Newsgroups: comp.lang.c
Path: utzoo!utgpu!jarvis.csri.toronto.edu!dgp.toronto.edu!flaps
From: flaps@dgp.toronto.edu (Alan J Rosenthal)
Subject: Re: Pragmas
Message-ID: <1988Jan8.015032.8598@jarvis.csri.toronto.edu>
Organization: University of Toronto
References: <8801021358.AA15890@decwrl.dec.com> <504@cresswell.quintus.UUCP> <1988Jan3.162343.1697@jarvis.csri.toronto.edu> <506@cresswell.quintus.UUCP>
Date: Fri, 8-Jan-88 01:50:32 EST


Let's be careful not to turn this into a flame war, please, but in a recent
article ok@quintus.UUCP (Richard A. O'Keefe) writes:

>Passing #pragmas through to the compiler means that
>(1) /lib/cpp	has to parse stuff which is significant to the C
>		compiler, and ONLY to the C compiler.

Not 'parse', just 'accept lines beginning with'.  cpp already must
include code for taking the first token of a '#' line to see if it is
'if', 'include', etc.  All it has to do is
    if(strcmp(token,"pragma") == 0)
	printf("%s\n",line);

...

>#line is a different case...
>In fact, as your example shows, the main function of # <lino> <file>
>is not to be passed through by the preprocessor, but to be generated
>by the preprocessor.  I have never written a # <lino> <file> in my
>life, but the preprocessor has made millions for me ...

Ahem, no human writes # <line> <file> lines, but plenty of programs
which come before cpp do, such as yacc and lex.  (In fact, this is the
K&R documented use for this feature.)

...

>One of the things one wants to do with a program is to analyse it...

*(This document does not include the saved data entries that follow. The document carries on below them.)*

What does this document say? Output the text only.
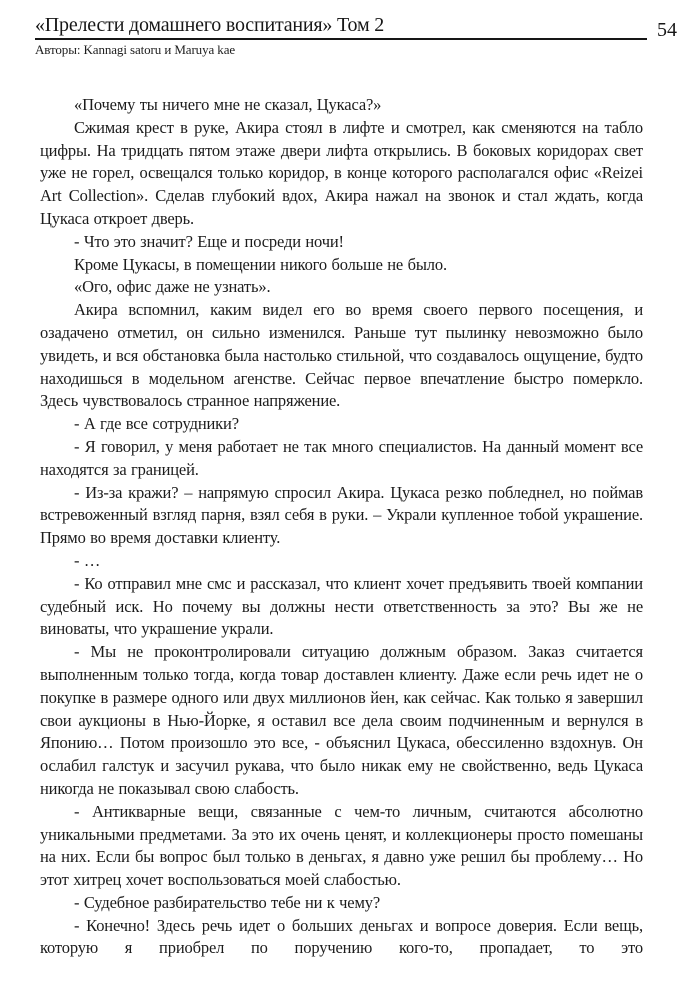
«Прелести домашнего воспитания» Том 2	54
Авторы: Kannagi satoru и Maruya kae

«Почему ты ничего мне не сказал, Цукаса?»

Сжимая крест в руке, Акира стоял в лифте и смотрел, как сменяются на табло цифры. На тридцать пятом этаже двери лифта открылись. В боковых коридорах свет уже не горел, освещался только коридор, в конце которого располагался офис «Reizei Art Collection». Сделав глубокий вдох, Акира нажал на звонок и стал ждать, когда Цукаса откроет дверь.

- Что это значит? Еще и посреди ночи!

Кроме Цукасы, в помещении никого больше не было.

«Ого, офис даже не узнать».

Акира вспомнил, каким видел его во время своего первого посещения, и озадачено отметил, он сильно изменился. Раньше тут пылинку невозможно было увидеть, и вся обстановка была настолько стильной, что создавалось ощущение, будто находишься в модельном агенстве. Сейчас первое впечатление быстро померкло. Здесь чувствовалось странное напряжение.

- А где все сотрудники?

- Я говорил, у меня работает не так много специалистов. На данный момент все находятся за границей.

- Из-за кражи? – напрямую спросил Акира. Цукаса резко побледнел, но поймав встревоженный взгляд парня, взял себя в руки. – Украли купленное тобой украшение. Прямо во время доставки клиенту.

- …

- Ко отправил мне смс и рассказал, что клиент хочет предъявить твоей компании судебный иск. Но почему вы должны нести ответственность за это? Вы же не виноваты, что украшение украли.

- Мы не проконтролировали ситуацию должным образом. Заказ считается выполненным только тогда, когда товар доставлен клиенту. Даже если речь идет не о покупке в размере одного или двух миллионов йен, как сейчас. Как только я завершил свои аукционы в Нью-Йорке, я оставил все дела своим подчиненным и вернулся в Японию… Потом произошло это все, - объяснил Цукаса, обессиленно вздохнув. Он ослабил галстук и засучил рукава, что было никак ему не свойственно, ведь Цукаса никогда не показывал свою слабость.

- Антикварные вещи, связанные с чем-то личным, считаются абсолютно уникальными предметами. За это их очень ценят, и коллекционеры просто помешаны на них. Если бы вопрос был только в деньгах, я давно уже решил бы проблему… Но этот хитрец хочет воспользоваться моей слабостью.

- Судебное разбирательство тебе ни к чему?

- Конечно! Здесь речь идет о больших деньгах и вопросе доверия. Если вещь, которую я приобрел по поручению кого-то, пропадает, то это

>The easiest way to hack this is
>	cc -E source.c | analyser
>which means that your analyser doesn't have to be a preprocessor as
>well as a parser!  The # <line> <file> lines generated by the
>preprocessor tell you ... where things came from...
>
>If the "pragma" construct is defined as pragma(..) in the compiler
>language, then each tool has to be prepared to skip a parenthesis
>balanced sequence of tokens after pragma() but can otherwise ignore
>the construct.  But if #pragma is a pass-through (as some quite
>undocumented form) then I can't defend my tool against it, because
>I don't know what the passed-through form is going to look like.

But even better, if you write your cpp to take an option which causes
it to eat pragmas, or to object to them, either of which (or both)
would be easy to implement, it's even easier.  The ANSI committee can't
specify this any more than they can specify the existence of cpp or
cc -E, but I would hope that good cpp writers would implement it.

In any case, your "as some quite undocumented form" misses the point.
The documentation of this form is part of the documentation for the
(not necessarily existing) cpp, not for the C standard.